Background. Studies in patients with heart failure have indicated that sodium-glucose cotransporter 2 (SGLT2) inhibitors increase iron use and enhance erythropoiesis. In this post hoc analysis of the Canagliflozin and Renal Endpoints in Diabetes with Established Nephropathy Clinical Evaluation (CREDENCE) trial, we evaluated the effects of canagliflozin on iron metabolism in patients with chronic kidney disease (CKD) and whether the effects of canagliflozin on hemoglobin and cardiorenal outcomes were modified by iron deficiency. Methods. We measured serum iron, total iron binding capacity (TIBC), transferrin saturation (TSAT) and ferritin at baseline and 12 months. The effects of canagliflozin, relative to placebo, on iron markers were assessed with analysis of covariance.
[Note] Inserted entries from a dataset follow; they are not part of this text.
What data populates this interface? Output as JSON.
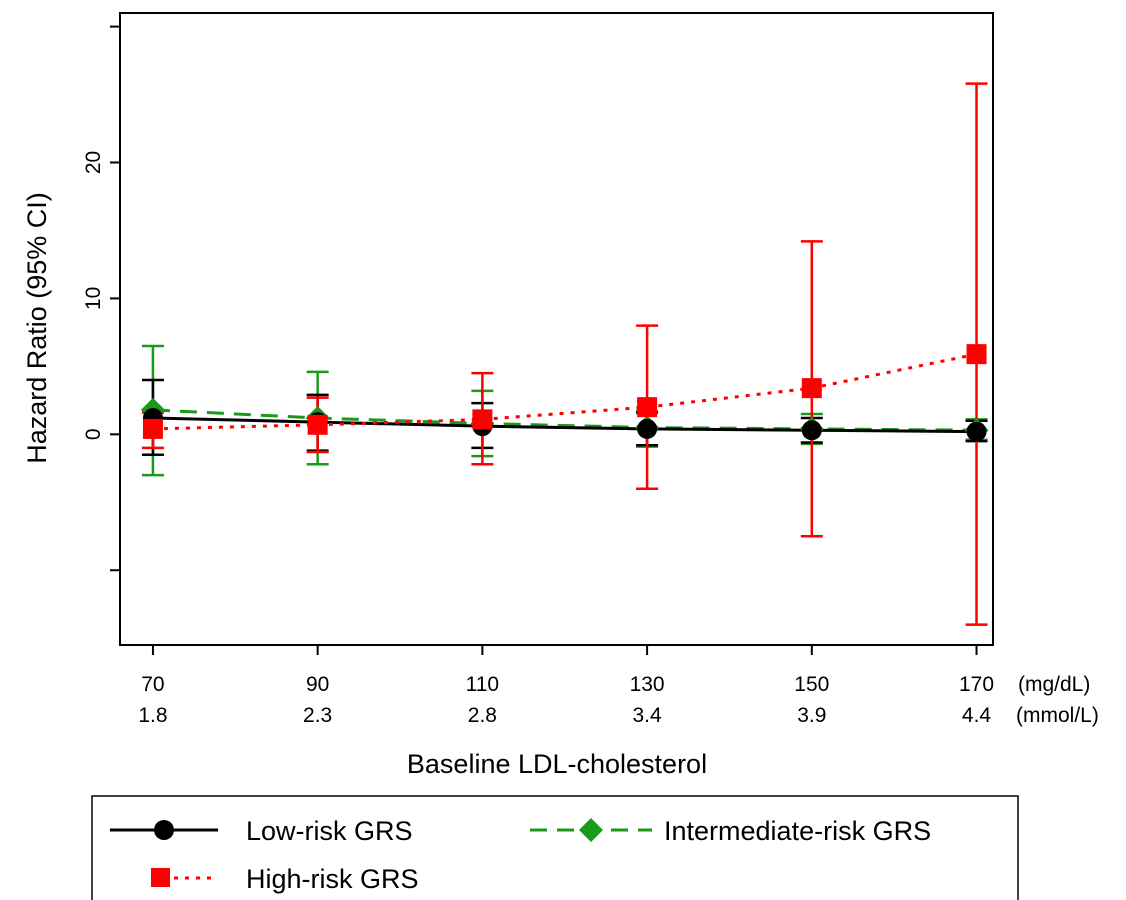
{
  "chart_data": {
    "type": "line",
    "title": "",
    "ylabel": "Hazard Ratio (95% CI)",
    "xlabel": "Baseline LDL-cholesterol",
    "x": [
      70,
      90,
      110,
      130,
      150,
      170
    ],
    "x_units_label": "(mg/dL)",
    "x_secondary": [
      "1.8",
      "2.3",
      "2.8",
      "3.4",
      "3.9",
      "4.4"
    ],
    "x_secondary_units_label": "(mmol/L)",
    "xlim": [
      66,
      172
    ],
    "ylim": [
      -15.5,
      31
    ],
    "yticks": [
      -10,
      0,
      10,
      20,
      30
    ],
    "ytick_labels": [
      "",
      "0",
      "10",
      "20",
      ""
    ],
    "grid": false,
    "legend_position": "bottom",
    "series": [
      {
        "name": "Low-risk GRS",
        "color": "#000000",
        "line_style": "solid",
        "marker": "circle",
        "values": [
          1.2,
          0.9,
          0.6,
          0.4,
          0.3,
          0.2
        ],
        "ci_low": [
          -1.5,
          -1.2,
          -1.0,
          -0.8,
          -0.6,
          -0.5
        ],
        "ci_high": [
          4.0,
          2.9,
          2.3,
          1.6,
          1.2,
          1.0
        ]
      },
      {
        "name": "Intermediate-risk GRS",
        "color": "#1a9a1a",
        "line_style": "dashed",
        "marker": "diamond",
        "values": [
          1.8,
          1.2,
          0.8,
          0.5,
          0.4,
          0.3
        ],
        "ci_low": [
          -3.0,
          -2.2,
          -1.6,
          -0.9,
          -0.7,
          -0.4
        ],
        "ci_high": [
          6.5,
          4.6,
          3.2,
          1.7,
          1.5,
          1.1
        ]
      },
      {
        "name": "High-risk GRS",
        "color": "#ff0000",
        "line_style": "dotted",
        "marker": "square",
        "values": [
          0.4,
          0.7,
          1.1,
          2.0,
          3.4,
          5.9
        ],
        "ci_low": [
          -1.0,
          -1.3,
          -2.2,
          -4.0,
          -7.5,
          -14.0
        ],
        "ci_high": [
          1.6,
          2.7,
          4.5,
          8.0,
          14.2,
          25.8
        ]
      }
    ]
  }
}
Interactions between baseline iron deficiency, defined as TSAT <20%, and the effects of canagliflozin on hemoglobin and cardiorenal outcomes were evaluated with mixed effect models and Cox regression models, respectively. Results. Of 4401 participants randomized in CREDENCE, 2416 (54.9%) had iron markers measured at baseline, of whom 924 (38.2%) were iron deficient. Canagliflozin, compared with placebo, increased TIBC by 2.1% [95% confidence interval (CI) 0.4, 3.8; P = .014] and decreased ferritin by 11.5% (95% CI 7.1, 15.7; P < .001) in patients with and without iron deficiency, respectively (P for interaction = .38). The relative effect of canagliflozin on the primary outcome of doubling of serum creatinine, kidney failure or death due to cardiovascular disease or kidney failure (hazard ratio 0.70, 95% CI 0.56, 0.87) was consistent regardless of iron deficiency (P for interaction = .83), as were effects on other cardiovascular and mortality outcomes (all P for interactions ≥0.10). Conclusion. Iron deficiency is highly prevalent in patients with type 2 diabetes and CKD. Canagliflozin increased TIBC and decreased ferritin in patients with type 2 diabetes and CKD, suggesting increased iron utilization, and improved hemoglobin levels and clinical outcomes regardless of iron deficiency.